Here, it is important to note that CKD-EPI_PK was associated with a consistent increase in the percentage of patients with kidney impairment (Table 4). This predicts not only the high prevalence of CKD and associated mortality in this region but it also indicates the elevated risk of developing cardiovascular disease, diabetes mellitus, ESKD events, anemia, gout, secondary hyperparathyroidism, and bone disease. The socio-economic status of the region, poor healthcare infrastructure, underdiagnosis of impaired kidney function, and lack of sufficient dialysis facilities for ESKD patients all lead to compromised patient care, poor quality of life and elevated mortality rates, consequently resulting in an added economic burden to the healthcare system. Specified interventional strategies, including the implementation of the CKD-EPI_PK equation, at least in Pakistani laboratories, to encourage earlier identification of CKD and timely referral to secondary care for effective management are necessary to reduce CKD risk, slow its progression and impede the associated consequences such as higher ESKD incidence, cardiovascular events and associated mortality rates.

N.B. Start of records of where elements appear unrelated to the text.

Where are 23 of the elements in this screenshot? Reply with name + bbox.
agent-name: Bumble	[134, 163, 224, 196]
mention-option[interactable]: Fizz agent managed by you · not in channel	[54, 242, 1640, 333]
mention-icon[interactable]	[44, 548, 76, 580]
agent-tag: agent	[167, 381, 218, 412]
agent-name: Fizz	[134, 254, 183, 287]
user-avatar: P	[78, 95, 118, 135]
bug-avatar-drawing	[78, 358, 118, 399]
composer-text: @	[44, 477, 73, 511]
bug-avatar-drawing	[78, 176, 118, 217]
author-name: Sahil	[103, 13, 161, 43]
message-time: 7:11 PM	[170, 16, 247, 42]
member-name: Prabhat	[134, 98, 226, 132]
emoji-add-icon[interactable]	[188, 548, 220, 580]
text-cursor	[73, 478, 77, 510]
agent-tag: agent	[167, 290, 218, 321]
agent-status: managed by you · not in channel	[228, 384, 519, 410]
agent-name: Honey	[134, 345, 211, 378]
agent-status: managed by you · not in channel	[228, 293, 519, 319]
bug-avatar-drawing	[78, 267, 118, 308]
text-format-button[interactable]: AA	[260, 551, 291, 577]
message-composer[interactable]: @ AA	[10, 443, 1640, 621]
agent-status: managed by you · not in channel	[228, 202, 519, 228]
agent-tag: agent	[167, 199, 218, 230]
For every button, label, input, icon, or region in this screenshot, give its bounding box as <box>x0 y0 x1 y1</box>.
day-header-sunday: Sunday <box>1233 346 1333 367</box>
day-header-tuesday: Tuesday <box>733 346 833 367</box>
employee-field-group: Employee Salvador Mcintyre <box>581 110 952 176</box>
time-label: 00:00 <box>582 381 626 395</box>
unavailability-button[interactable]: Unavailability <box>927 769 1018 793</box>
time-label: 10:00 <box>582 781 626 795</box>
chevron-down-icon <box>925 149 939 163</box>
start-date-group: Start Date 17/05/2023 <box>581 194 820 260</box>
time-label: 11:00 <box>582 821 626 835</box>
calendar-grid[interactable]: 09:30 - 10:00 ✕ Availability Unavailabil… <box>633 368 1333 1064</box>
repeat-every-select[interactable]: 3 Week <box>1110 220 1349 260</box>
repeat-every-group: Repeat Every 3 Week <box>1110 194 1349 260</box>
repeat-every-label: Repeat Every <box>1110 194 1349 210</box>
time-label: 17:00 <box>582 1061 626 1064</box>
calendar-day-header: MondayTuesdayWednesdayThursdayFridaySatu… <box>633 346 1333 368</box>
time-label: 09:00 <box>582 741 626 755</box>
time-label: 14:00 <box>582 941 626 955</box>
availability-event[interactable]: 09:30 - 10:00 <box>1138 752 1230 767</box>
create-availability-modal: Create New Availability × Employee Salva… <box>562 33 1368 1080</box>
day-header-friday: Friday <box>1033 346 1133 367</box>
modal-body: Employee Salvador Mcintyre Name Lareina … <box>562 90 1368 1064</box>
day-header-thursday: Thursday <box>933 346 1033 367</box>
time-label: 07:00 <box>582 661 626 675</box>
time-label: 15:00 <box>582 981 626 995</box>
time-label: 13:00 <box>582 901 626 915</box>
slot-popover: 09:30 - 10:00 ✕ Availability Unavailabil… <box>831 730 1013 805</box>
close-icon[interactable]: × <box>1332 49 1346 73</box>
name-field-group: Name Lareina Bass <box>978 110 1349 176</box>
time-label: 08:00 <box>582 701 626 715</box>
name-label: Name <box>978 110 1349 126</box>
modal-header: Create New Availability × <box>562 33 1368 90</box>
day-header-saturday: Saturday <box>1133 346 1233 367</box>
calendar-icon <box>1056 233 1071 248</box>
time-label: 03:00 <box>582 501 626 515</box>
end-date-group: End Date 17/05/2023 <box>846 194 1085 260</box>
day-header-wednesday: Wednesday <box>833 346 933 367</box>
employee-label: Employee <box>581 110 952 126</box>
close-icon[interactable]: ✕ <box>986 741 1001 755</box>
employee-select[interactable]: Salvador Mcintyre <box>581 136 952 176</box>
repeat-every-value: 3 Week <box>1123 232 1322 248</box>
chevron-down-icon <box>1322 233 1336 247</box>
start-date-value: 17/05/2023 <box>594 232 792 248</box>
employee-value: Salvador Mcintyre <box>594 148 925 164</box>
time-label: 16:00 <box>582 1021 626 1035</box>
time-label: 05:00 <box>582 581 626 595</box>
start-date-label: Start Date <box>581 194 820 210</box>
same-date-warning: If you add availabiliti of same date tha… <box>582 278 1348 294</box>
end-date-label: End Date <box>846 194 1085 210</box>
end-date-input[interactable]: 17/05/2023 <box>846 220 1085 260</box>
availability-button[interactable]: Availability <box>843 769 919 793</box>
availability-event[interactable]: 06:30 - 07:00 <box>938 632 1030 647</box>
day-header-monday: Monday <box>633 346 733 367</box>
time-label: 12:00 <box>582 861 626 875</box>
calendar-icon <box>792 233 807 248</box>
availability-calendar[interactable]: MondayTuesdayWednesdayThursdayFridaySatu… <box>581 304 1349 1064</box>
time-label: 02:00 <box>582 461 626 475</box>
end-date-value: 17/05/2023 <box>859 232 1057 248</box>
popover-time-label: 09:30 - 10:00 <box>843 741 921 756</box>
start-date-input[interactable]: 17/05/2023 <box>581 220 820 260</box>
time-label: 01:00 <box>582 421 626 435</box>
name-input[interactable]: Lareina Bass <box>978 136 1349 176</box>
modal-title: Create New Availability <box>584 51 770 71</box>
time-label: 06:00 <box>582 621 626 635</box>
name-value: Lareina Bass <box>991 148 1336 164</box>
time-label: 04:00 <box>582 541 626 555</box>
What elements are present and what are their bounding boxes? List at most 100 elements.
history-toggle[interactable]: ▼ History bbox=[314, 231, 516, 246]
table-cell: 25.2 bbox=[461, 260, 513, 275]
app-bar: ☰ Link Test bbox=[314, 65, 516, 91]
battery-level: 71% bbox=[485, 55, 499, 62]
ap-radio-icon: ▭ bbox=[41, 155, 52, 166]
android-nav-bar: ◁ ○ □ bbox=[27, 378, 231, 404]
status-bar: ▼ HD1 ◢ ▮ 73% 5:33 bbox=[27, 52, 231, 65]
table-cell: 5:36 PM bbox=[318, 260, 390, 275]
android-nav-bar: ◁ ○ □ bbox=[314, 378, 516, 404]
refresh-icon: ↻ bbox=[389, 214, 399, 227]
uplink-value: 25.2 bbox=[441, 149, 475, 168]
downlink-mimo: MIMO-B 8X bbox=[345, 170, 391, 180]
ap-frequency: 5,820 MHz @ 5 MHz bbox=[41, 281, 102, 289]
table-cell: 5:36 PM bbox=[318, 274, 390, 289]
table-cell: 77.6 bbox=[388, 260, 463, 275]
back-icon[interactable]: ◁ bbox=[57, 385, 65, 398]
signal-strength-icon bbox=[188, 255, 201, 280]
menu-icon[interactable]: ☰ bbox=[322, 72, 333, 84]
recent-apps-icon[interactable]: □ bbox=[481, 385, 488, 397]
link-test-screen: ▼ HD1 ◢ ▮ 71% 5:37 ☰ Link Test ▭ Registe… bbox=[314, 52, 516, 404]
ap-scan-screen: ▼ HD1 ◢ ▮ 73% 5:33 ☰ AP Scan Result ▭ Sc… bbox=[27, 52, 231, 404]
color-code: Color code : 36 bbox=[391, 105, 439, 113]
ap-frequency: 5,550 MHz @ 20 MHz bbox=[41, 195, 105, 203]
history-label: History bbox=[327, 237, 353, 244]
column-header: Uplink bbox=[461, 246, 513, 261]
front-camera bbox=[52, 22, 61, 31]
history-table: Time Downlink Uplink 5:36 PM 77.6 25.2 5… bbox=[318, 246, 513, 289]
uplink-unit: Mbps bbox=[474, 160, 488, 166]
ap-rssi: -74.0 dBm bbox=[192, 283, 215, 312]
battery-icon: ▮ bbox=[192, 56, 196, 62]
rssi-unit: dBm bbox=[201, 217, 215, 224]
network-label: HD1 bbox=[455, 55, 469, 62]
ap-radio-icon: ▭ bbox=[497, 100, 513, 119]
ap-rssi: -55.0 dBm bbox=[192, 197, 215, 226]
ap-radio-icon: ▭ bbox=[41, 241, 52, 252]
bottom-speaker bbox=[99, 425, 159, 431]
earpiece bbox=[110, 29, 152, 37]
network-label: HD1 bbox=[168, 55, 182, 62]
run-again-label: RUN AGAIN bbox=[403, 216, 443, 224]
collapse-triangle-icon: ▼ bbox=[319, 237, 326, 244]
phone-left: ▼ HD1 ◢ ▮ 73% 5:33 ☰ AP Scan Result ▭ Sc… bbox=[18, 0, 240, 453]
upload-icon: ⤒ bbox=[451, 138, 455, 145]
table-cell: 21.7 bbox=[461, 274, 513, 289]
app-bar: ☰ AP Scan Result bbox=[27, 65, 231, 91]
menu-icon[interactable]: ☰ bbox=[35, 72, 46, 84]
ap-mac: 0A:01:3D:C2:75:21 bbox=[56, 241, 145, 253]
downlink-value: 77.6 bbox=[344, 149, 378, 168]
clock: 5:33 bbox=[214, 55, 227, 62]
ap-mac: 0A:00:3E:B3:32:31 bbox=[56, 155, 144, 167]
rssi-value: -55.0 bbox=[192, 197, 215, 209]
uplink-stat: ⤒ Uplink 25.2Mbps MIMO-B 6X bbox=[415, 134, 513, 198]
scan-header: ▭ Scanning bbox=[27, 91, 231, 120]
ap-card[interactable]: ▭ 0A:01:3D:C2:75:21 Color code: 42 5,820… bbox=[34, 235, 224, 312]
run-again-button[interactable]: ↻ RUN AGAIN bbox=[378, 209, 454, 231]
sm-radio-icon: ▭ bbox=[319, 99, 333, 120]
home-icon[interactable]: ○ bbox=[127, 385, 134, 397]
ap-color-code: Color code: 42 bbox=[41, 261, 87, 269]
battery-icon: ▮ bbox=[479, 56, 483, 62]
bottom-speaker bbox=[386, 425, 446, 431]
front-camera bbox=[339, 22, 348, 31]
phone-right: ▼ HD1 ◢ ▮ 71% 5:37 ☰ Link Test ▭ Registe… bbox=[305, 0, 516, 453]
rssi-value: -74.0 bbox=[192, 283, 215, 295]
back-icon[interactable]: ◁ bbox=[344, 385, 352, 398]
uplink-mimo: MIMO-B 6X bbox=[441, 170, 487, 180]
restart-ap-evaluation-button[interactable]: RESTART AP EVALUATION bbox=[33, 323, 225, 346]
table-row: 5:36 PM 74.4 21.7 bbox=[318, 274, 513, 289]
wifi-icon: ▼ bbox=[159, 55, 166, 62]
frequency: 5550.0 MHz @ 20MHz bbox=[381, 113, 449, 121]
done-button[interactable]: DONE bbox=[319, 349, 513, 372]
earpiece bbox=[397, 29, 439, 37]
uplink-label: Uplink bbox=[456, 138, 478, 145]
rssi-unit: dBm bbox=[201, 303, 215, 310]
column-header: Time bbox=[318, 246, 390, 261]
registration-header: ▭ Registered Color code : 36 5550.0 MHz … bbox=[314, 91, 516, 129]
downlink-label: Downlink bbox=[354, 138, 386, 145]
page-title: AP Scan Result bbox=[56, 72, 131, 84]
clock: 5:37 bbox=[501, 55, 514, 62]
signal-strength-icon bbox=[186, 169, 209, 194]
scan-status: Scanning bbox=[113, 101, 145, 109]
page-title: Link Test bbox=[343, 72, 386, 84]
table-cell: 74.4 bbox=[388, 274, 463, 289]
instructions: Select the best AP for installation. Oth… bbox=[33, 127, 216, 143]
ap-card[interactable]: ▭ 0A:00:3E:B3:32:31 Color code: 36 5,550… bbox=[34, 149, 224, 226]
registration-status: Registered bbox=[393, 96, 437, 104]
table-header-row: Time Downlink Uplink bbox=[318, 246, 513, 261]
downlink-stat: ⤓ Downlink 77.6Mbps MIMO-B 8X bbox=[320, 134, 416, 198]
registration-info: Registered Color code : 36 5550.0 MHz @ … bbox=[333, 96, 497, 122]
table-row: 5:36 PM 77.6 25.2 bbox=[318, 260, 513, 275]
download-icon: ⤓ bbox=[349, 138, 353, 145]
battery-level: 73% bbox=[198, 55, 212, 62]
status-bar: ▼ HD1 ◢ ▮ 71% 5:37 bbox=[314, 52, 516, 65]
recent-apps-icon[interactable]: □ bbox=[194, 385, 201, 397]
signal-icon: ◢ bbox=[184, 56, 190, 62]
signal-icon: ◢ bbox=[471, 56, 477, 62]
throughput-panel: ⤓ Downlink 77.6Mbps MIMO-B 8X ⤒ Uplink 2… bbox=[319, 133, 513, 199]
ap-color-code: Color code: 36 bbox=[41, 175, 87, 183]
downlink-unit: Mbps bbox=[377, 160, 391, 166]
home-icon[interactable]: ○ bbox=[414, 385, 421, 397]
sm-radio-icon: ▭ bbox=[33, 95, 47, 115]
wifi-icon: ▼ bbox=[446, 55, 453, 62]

This study has numerous strengths. First, we employed urinary inulin clearance as a gold standard for measuring true GFR. Second, this is the first external validation study of the CKD-EPI_PK, CKD-EPI_{Asian-Modified} and LM_Revised equations in a Pakistani CKD cohort against reference GFR by urinary inulin clearance. Third, our sample population was derived from the nephrology center of a renowned government hospital with an excellent turnover of kidney patients from all over Pakistan, hence our results can be generalized, at least for this region. Lastly, our estimation of prospective ESKD prevalence based on both albuminuria and eGFR also amplifies the strength of our study [5, 32].

Our study has some limitations. First, the findings of this study are limited to the Pakistani population and have to be confirmed in other South Asian populations, however, it presents a novelty in validating new equations which have not been validated previously in this population. Second, considering that the equations included in this study also have limitations, there is still room for improvement by further optimization and modification of the equations to achieve more accurate eGFR [19, 33, 34]. Third, SCr levels were computed using recommended techniques with sufficient quality control and standardization. However, SCr levels can be affected by biological and analytical changes. Such uncertainties in measurement cannot be eliminated completely in the present study [35]. Lastly, the Jaffe method used for SCr measurement is subject to bias due to susceptibility to interference compared to enzymatic methods [36, 37] and may have increased CKD misclassification. However, the potential for misclassification is lower as CKD staging was based on not only consecutively lower eGFR values but also on albuminuria for ≥ 3 months.

In conclusion, CKD-EPI_PK showed the best performance with low bias, high precision and P30 accuracy, whereas both CKD-EPI_{Asian-Modified} and LM_Revised showed poor performance and did not offer sufficient advantage in CKD classification and ESKD prevalence estimation over CKD-EPI_PK.

CKD-EPI_{Asian-Modified} and LM_Revised need to be modified with ethnicity coefficients for better performance in the Pakistani CKD population, whereas CKD-EPI_PK seems ideal for South Asian individuals and appropriate measures should be taken for its implementation, at least in Pakistani laboratories.